I have a more general question about how people are intended to discover julia packages. pkg.julialang.org now has like 1500 packages, and though one can use browser search to search the descriptions, those are often very succinct, and you may need something more specific. A classical approach so far seems to be to just ask on SO, the Gitter or here, which is always useful but possibly will become more difficult as the ecosystems grows.
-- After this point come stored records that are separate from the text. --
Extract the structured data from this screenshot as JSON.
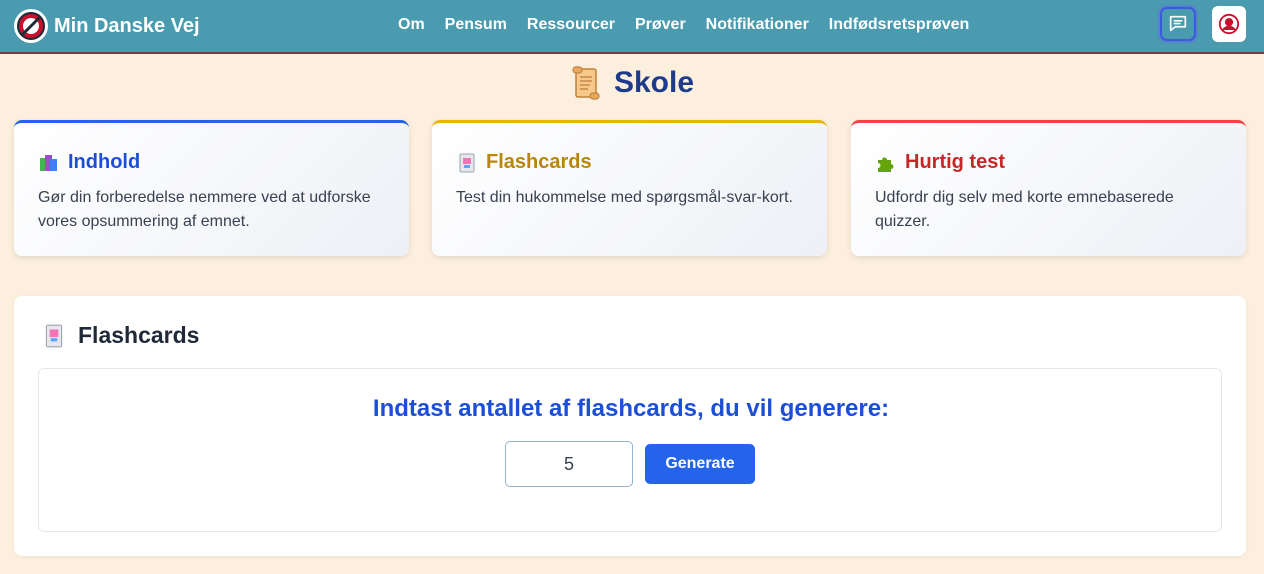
{
  "navbar": {
    "brand": "Min Danske Vej",
    "links": [
      "Om",
      "Pensum",
      "Ressourcer",
      "Prøver",
      "Notifikationer",
      "Indfødsretsprøven"
    ],
    "colors": {
      "background": "#4a9bb0",
      "text": "#ffffff"
    }
  },
  "page": {
    "title": "Skole",
    "title_icon": "scroll-icon"
  },
  "cards": [
    {
      "title": "Indhold",
      "icon": "books-icon",
      "accent": "#2563eb",
      "title_color": "#1d4ed8",
      "description": "Gør din forberedelse nemmere ved at udforske vores opsummering af emnet."
    },
    {
      "title": "Flashcards",
      "icon": "flashcard-icon",
      "accent": "#eab308",
      "title_color": "#b7860b",
      "description": "Test din hukommelse med spørgsmål-svar-kort."
    },
    {
      "title": "Hurtig test",
      "icon": "puzzle-icon",
      "accent": "#ef4444",
      "title_color": "#c62828",
      "description": "Udfordr dig selv med korte emnebaserede quizzer."
    }
  ],
  "flashcards_section": {
    "title": "Flashcards",
    "prompt": "Indtast antallet af flashcards, du vil generere:",
    "count_value": "5",
    "generate_label": "Generate"
  }
}
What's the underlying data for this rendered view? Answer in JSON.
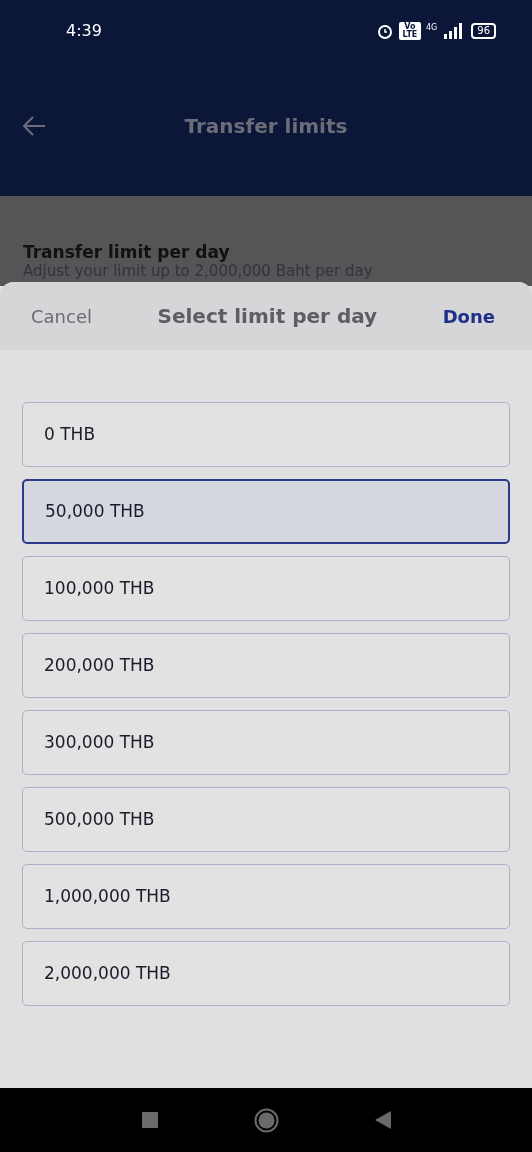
{
  "status_bar": {
    "time": "4:39",
    "volte": "Vo LTE",
    "network": "4G",
    "battery": "96"
  },
  "header": {
    "title": "Transfer limits"
  },
  "background_section": {
    "title": "Transfer limit per day",
    "subtitle": "Adjust your limit up to 2,000,000 Baht per day"
  },
  "sheet": {
    "cancel": "Cancel",
    "title": "Select limit per day",
    "done": "Done",
    "options": [
      {
        "label": "0 THB",
        "selected": false
      },
      {
        "label": "50,000 THB",
        "selected": true
      },
      {
        "label": "100,000 THB",
        "selected": false
      },
      {
        "label": "200,000 THB",
        "selected": false
      },
      {
        "label": "300,000 THB",
        "selected": false
      },
      {
        "label": "500,000 THB",
        "selected": false
      },
      {
        "label": "1,000,000 THB",
        "selected": false
      },
      {
        "label": "2,000,000 THB",
        "selected": false
      }
    ]
  }
}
For example, I am trying to find a package that does alpha shapes , which are a generalization of convex hulls and closely related to Delaunay triangles used in geometry and geography. So I found the JuliaGeometry organisation, and tried to github search in the VoronoiDelaunay.j package, and VoronoiCells, then I went to the JuliaGeo organisation and github searched the code of LibGEOS, and finally in the JuliaPolyhedra organization i looked in QHulls.jl and ConvexHulls.jl. The github search on “alpha” didn’t bring up anything, but of course the functionality might still be in there.
I tried searching JuliaObserver, it seems great but it was a bit hard for me to figure out what I was searching in.
Are there any plans for increased disoverability, such as an ability to search in function definitions etc? Is that perhaps the long-term plan for JuliaObserver?
Something like Go doc is probably what you’d like to see? It’s presumably there because, a), Google (their search tech isn’t always useless :)) , and b), completely standardized docs. If the future Pkg3 package manager tapped in to Documenter-generated documentation, something similar might be possible for Julia?
It’s on a small server and I haven’t spent time on it ever since. But if you don’t expect state of art UI or amazing performance, this still works.
Besides the packages from METADATA it also does a GitHub search for Julia packages.
I think it’d be really useful I just searched “hull”.
To me the main use case is knowing some cool technique I want to use and then working out whether someone implemented that in a Julia package.